Suelo expresar de forma cansina en la introducción de informes y expedientes reorganizativos, que los proyectos centrados en el Cliente, deben descansar en tres pilares fundamentales: la Dirección, la Organización y la Informática.
La Dirección, inmersa en una carrera agotadora y cada vez más incierta, debe comprender no sólo la importancia del trabajo en equipo en aquellos procesos u objetivos susceptibles a colaborar en grupo, sino la necesaria predisposición adaptada y habituada a este tipo de trabajo.
Supone tanto valores intelectuales como individuales y colectivos, que favorecen la coherencia y la cohesión en el interior de los equipos. Todos los directivos y mandos intermedios deben entender esta filosofía y aplicarla cuando sea necesario.

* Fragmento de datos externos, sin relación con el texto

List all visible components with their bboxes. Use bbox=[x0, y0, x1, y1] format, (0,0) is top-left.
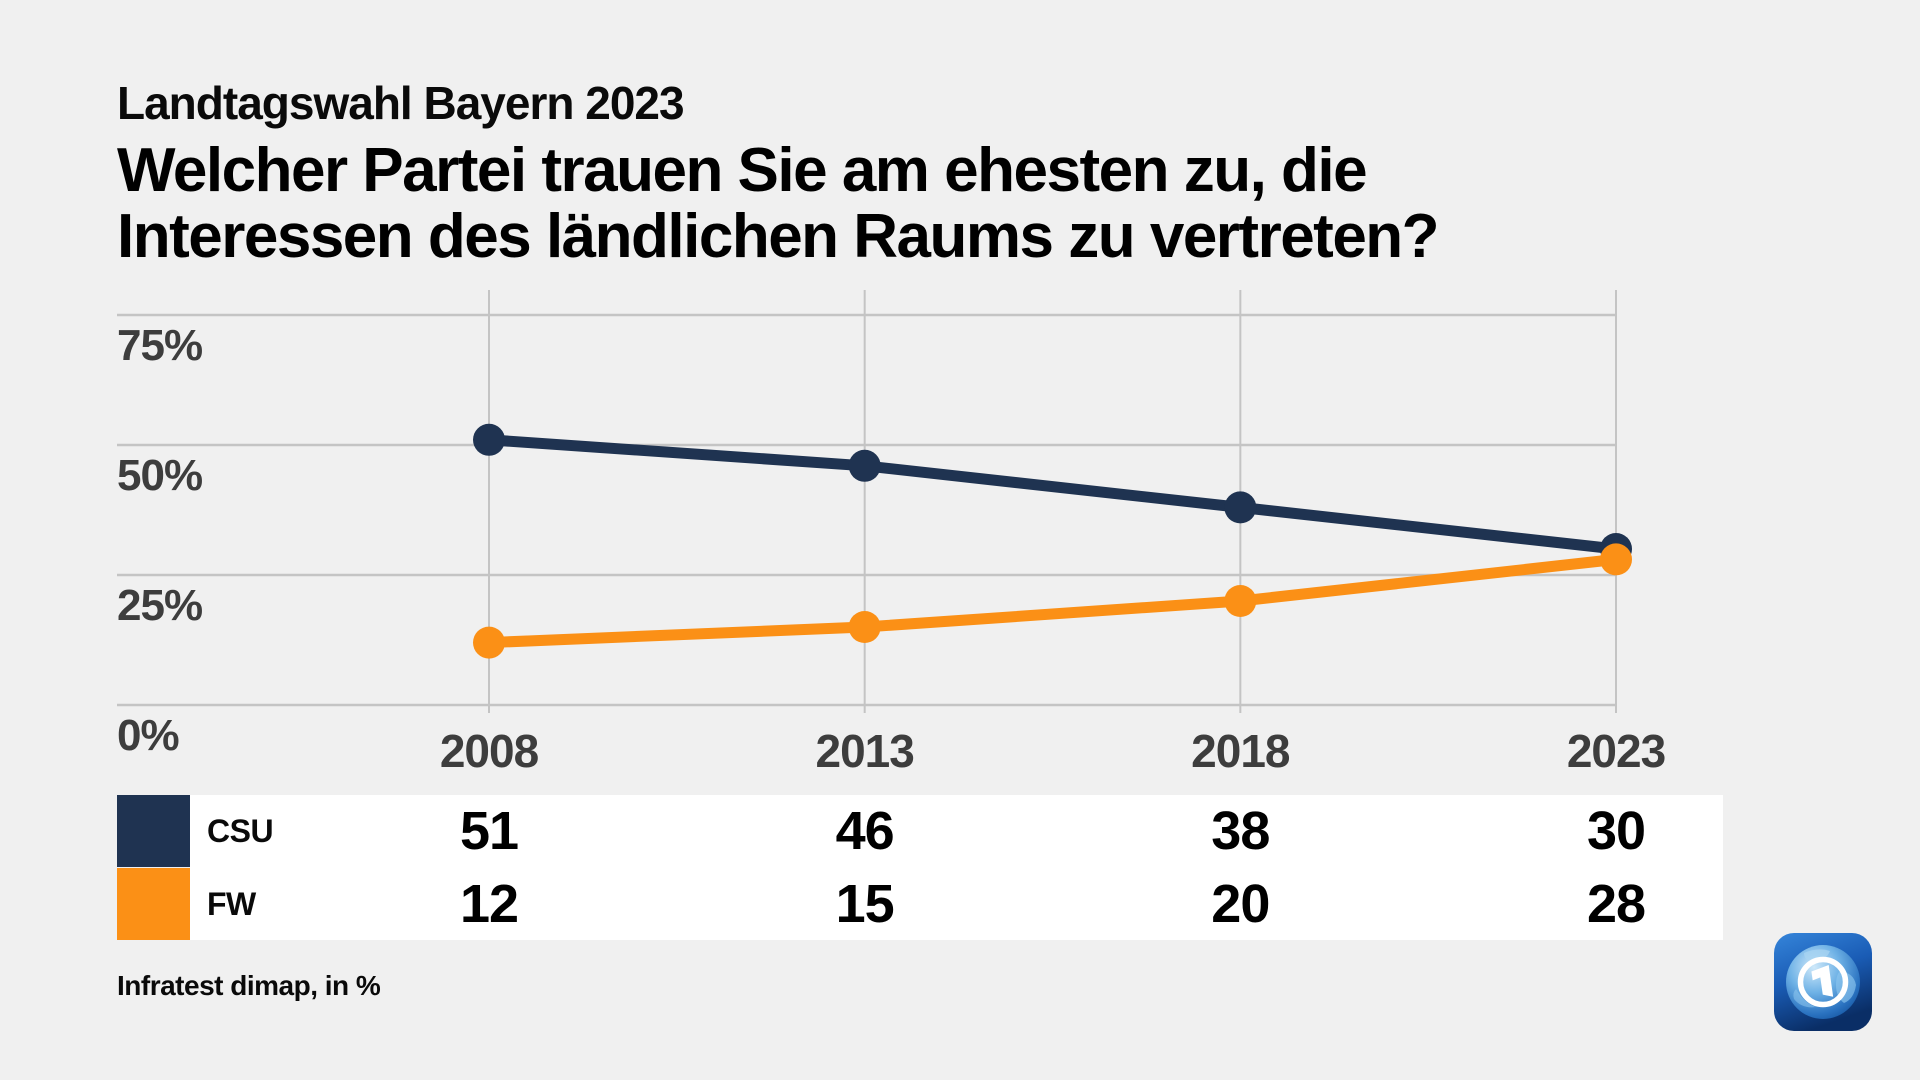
value-fw-2008: 12 bbox=[459, 873, 519, 934]
source-note: Infratest dimap, in % bbox=[117, 970, 381, 1001]
y-axis-label: 75% bbox=[117, 321, 203, 370]
data-point-fw-2013 bbox=[848, 611, 881, 643]
legend-swatch-csu bbox=[117, 795, 190, 867]
ard-one-globe-logo bbox=[1774, 933, 1872, 1031]
value-csu-2013: 46 bbox=[835, 801, 895, 861]
value-csu-2008: 51 bbox=[459, 801, 519, 861]
series-line-csu bbox=[488, 434, 1617, 555]
chart-title-line2: Interessen des ländlichen Raums zu vertr… bbox=[117, 202, 1440, 271]
value-fw-2023: 28 bbox=[1586, 873, 1646, 934]
data-point-csu-2018 bbox=[1224, 491, 1257, 524]
chart-title-line1: Welcher Partei trauen Sie am ehesten zu,… bbox=[117, 136, 1368, 205]
y-axis-label: 25% bbox=[117, 581, 203, 630]
value-fw-2018: 20 bbox=[1211, 873, 1270, 934]
data-point-csu-2008 bbox=[473, 423, 505, 456]
data-point-fw-2018 bbox=[1224, 585, 1257, 617]
chart-kicker: Landtagswahl Bayern 2023 bbox=[117, 77, 685, 129]
x-axis-label: 2013 bbox=[815, 725, 914, 777]
legend-swatch-fw bbox=[117, 867, 190, 940]
value-fw-2013: 15 bbox=[835, 873, 895, 934]
data-point-csu-2013 bbox=[848, 449, 881, 482]
series-line-fw bbox=[488, 553, 1617, 649]
y-axis-label: 50% bbox=[117, 451, 203, 500]
value-csu-2023: 30 bbox=[1586, 801, 1646, 861]
chart-title: Welcher Partei trauen Sie am ehesten zu,… bbox=[117, 136, 1440, 271]
x-axis-label: 2018 bbox=[1191, 725, 1290, 777]
y-axis-label: 0% bbox=[117, 711, 180, 760]
legend-table-background bbox=[190, 795, 1723, 940]
x-axis-label: 2008 bbox=[439, 725, 539, 777]
data-point-fw-2023 bbox=[1600, 543, 1633, 576]
x-axis-label: 2023 bbox=[1566, 725, 1666, 777]
legend-label-csu: CSU bbox=[207, 813, 274, 849]
data-point-fw-2008 bbox=[473, 626, 505, 659]
legend-label-fw: FW bbox=[207, 885, 256, 922]
value-csu-2018: 38 bbox=[1211, 801, 1270, 861]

Por otro lado, la Dirección debe establecer primero un Plan de Negocio y a partir de ahí establecer una organización (no al contrario).

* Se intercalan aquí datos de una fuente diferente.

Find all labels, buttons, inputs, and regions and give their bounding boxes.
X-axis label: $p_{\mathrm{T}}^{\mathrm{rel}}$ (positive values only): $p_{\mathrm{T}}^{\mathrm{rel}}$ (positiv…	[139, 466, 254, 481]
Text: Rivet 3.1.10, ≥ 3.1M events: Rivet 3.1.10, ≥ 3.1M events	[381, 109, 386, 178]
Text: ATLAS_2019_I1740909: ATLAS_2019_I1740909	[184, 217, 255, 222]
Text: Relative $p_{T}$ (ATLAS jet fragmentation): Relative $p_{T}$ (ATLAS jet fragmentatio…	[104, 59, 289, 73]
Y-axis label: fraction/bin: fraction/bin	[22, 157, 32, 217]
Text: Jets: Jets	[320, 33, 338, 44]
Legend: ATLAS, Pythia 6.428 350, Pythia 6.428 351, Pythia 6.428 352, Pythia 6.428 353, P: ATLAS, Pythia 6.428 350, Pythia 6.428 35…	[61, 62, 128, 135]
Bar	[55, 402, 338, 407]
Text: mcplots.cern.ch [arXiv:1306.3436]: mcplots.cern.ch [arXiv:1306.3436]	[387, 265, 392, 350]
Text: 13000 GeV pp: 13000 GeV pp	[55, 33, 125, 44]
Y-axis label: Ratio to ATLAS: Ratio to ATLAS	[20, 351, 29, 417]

Con la Organización, procedemos a redefinir los procesos generales, de forma que optimicemos las respuestas rápidas y eficaces que necesitan nuestros Clientes.
El objetivo principal es la optimización de la ecuación del rendimiento: a mayor calidad del servicio, menor coste, menos retraso y más satisfechos estamos todos –tanto los clientes externos como los internos.
Respecto a la Informática y las telecomunicaciones, poco hay que decir para expresar la importancia que desde hace tiempo tiene este recurso como diferencia competitiva y, también, como medio para obtener calidad de trabajo y de servicio.
En estrecha relación con la Dirección y la Organización y directamente relacionado en el desarrollo de los procesos, las aplicaciones informáticas se impregnan del trabajo en equipo para el que se construyen, renovando continuamente su sistema tratamiento de la información.